Jornalista do Mês: Pramila Krishnan

porJessica Weiss
Feb 17, 2015 em Jornalista do mês

A cada mês, a IJNet apresenta um jornalista internacional que exemplifica a profissão e usa o site para promover sua carreira. Se você gostaria de ser apresentado, envie um e-mail com uma curta biografia e um parágrafo sobre como usa os recursos da IJNet, aqui.

Este mês apresentamos Pramila Krishnan, 28 anos, correspondente do News7Tamil no estado de Tamil Nadu, na Índia. Antes ela trabalhou no Deccan Chronicle, um jornal diário em inglês. Sua especialidade é questões que envolvem o meio ambiente, mulheres e crianças, direitos dos deficientes, educação e capacitação de comunidades rurais. Em 2013, ela participou do workshop da DW Akademie sobre reportagem ambiental em Chennai, que ela ficou sabendo através da IJNet. Ela foi escolhida pela DW para participar da Conferêndia da ONU sobre o Clima em Varsóvia

IJNet: Conte-nos um pouco sobre suas reportagens e uma história favorita em que trabalhou.

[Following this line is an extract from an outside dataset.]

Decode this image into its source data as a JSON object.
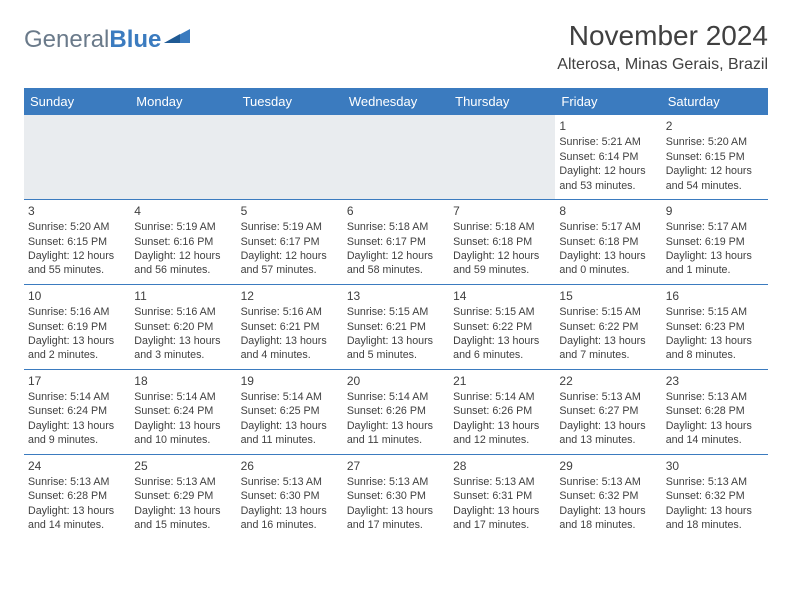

Pramila Krishnan: Eu viajo em meu estado no sul da Índia, Tamil Nadu, para escrever sobre questões sociais. Esta é a minha especialidade: porque eu acredito que a mídia é uma ferramenta para trazer mudança na sociedade. Eu acredito fortemente que um repórter é um fazedor de mudanças.

Em 2010, fiz uma investigação sobre a prática de famílias matarem seus próprios idosos no distrito de Virudhunagar - uma espécie de assassinato de misericórdia. Esta é uma antiga tradição em que as crianças crescidas realizam um ritual que envolve dar a idosos doentes um banho de óleo e alimentá-los com água de coco para induzir febre alta e matá-los.

Eu aprendi sobre a morte de idosos através de organizações de voluntariado. Visitei aldeias e fiquei lá por algum tempo para saber sobre o assunto em detalhe. Apresentei-me como pesquisadora e interagi com várias famílias para conhecer as questões ligadas aos assassinatos. Você pode ver as matérias impressas no meu blog.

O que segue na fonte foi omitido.